Hemodynamic characteristics of high-altitude headache following acute high altitude exposure at 3700 m in young Chinese men

Abstract

Background: This study aimed to identify the systemic and cerebral hemodynamic characteristics and their roles in high-altitude headache (HAH) among young Chinese men following acute exposure. Methods: The subjects (n = 385) were recruited in June and July of 2012. They completed case report form questionnaires, as well as heart rate (HR), blood pressure, echocardiogram and transcranial Doppler examinations at 3700 m following a two-hour plane flight. A subgroup of 129 participants was examined at two altitudes (500 and 3700 m). Results: HAH was characterized by increased HR and cardiac output (CO) and lower saturation pulse oxygen (SpO2) (all p < 0.05). The change in tricuspid regurgitation was also different between the HAH positive (HAH+) and HAH negative (HAH-) subjects. Furthermore, the HAH+ subjects exhibited faster mean (Vm), systolic (Vs) and diastolic (Vd) velocities in the basilar artery (BA; all p < 0.05) and a faster Vd (25.96 ± 4.97 cm/s vs. 24.76 ± 4.76 cm/s, p = 0.045) in the left vertebral artery (VA). The bilateral VA asymmetry was also significantly different between the two groups. The pulsatility index (PI) and resistance index (RI) of left VA were lower in the HAH subjects (p < 0.05) and were negatively correlated with HAH (p < 0.05). Baseline CO and Vm in left VA (or right MCA in different regressions) were independent predictors for HAH, whereas CO/HR and ΔVd (Vd difference between bilateral VAs) were independent risk factors for HAH at 3700 m.

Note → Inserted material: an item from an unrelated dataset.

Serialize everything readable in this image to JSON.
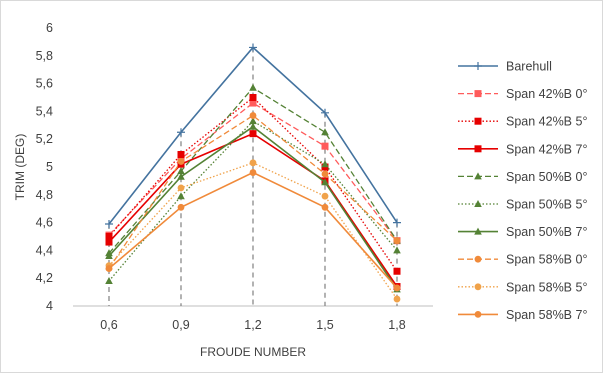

Conclusions: HAH was characterized, in part, by increased systemic hemodynamics and posterior cerebral circulation, which was reflected by the BA and left VA velocities, and lower arterial resistance and compliance. Furthermore, baseline CO and Vm in left VA or right MCA at sea level were independent predictors for HAH, whilst bilateral VA asymmetry may contribute to the development of HAH at high altitude.